Contempladas las primeras horas del proceso, se constata que la gélida indiferencia de los asesinos frente al dolor humano sigue intacta.

Viendo, con una incómoda repugnancia, la actitud de ese individuo apodado Chapote, uno no se imagina que algún día se lleguen
a preguntar cómo pudieron vivir como si todo esto fuera normal, consecuencia de la lógica, hechos derivados de un conflicto. Siguen
a años luz del enorme dolor que han provocado, en el otro extremo del abismo, donde no se conoce la humildad del perdón.

La escena de la Audiencia, con el afecto exterior de un pueblo que ampara a las víctimas, y la prepotencia desafiante de los verdugos, sitúa con precisión la geometría del llamado proceso de paz.

No es posible mirar a los ojos de quien está convencido de haber atravesado una leyenda de honores militares cuando acumula un inmenso historial de crímenes, violencia, extorsiones, sangre, indiferencia, odio y desprecio por lo más elemental de nuestra condición humana. Ni en el proceso de Nuremberg, ni en el juicio contra Eichman, ni en las vistas contra la mafia siciliana
o los pistoleros de las Brigadas Rojas hemos visto esa actitud, esa voluntad de continuar matando, esa fatua confirmación,
ese orgullo de sentirse culpable.

El espacio necesario para escucharla voluntad de rendición de Eta está limitado por la sencilla dignidad de una madre que se enfrenta de nuevo al dolor del recuerdo, con la zozobra de volver a pasar un segundo calvario: el de la convivencia, como en el caso
de Pilar Elías, con quienes le robaron la vida de su hijo.

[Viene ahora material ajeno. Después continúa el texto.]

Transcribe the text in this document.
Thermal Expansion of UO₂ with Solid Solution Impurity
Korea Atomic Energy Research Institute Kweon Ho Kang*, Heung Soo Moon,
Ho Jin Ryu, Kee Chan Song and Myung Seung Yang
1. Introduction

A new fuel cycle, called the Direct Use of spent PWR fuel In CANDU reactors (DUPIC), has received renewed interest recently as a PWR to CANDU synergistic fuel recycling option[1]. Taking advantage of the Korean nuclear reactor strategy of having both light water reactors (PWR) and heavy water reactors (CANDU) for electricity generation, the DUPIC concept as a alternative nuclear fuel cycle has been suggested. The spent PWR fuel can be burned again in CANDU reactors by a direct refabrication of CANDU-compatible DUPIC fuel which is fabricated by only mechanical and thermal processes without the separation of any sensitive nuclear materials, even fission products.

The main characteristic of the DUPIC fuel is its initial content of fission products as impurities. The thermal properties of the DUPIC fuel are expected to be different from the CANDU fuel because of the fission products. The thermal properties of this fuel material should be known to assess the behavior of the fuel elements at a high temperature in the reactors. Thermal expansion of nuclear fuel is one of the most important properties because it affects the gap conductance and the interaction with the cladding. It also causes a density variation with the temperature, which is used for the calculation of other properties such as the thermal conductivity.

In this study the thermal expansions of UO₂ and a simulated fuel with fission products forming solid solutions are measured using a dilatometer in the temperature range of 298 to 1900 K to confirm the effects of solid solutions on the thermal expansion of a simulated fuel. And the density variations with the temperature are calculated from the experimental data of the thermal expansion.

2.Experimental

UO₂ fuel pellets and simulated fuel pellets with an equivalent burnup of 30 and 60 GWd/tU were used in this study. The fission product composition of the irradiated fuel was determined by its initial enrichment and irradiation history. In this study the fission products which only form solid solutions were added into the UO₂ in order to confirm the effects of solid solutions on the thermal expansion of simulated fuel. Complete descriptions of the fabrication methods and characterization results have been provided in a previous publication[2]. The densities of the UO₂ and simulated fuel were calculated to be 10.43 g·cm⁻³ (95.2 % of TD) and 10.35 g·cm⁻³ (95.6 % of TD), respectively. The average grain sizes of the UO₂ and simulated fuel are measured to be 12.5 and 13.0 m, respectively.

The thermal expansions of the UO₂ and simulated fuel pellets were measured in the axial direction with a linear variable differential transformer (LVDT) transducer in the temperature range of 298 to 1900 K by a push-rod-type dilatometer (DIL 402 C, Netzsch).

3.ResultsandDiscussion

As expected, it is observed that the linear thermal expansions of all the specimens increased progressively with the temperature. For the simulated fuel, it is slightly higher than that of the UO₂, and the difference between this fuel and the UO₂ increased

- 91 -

Estoy seguro de que todos estamos del lado de Consuelo, y de que en este proceso abierto que provoca tantas inquietudes,
tantos temores, tantas preguntas, ella, como el resto de las víctimas, deben encontrar el descanso de un perdón que sólo puede llegar a través de la justicia. Todos queremos la paz, pero la paz no existe si esta mujer no encuentra el consuelo de una victoria moral y de una reparación judicial.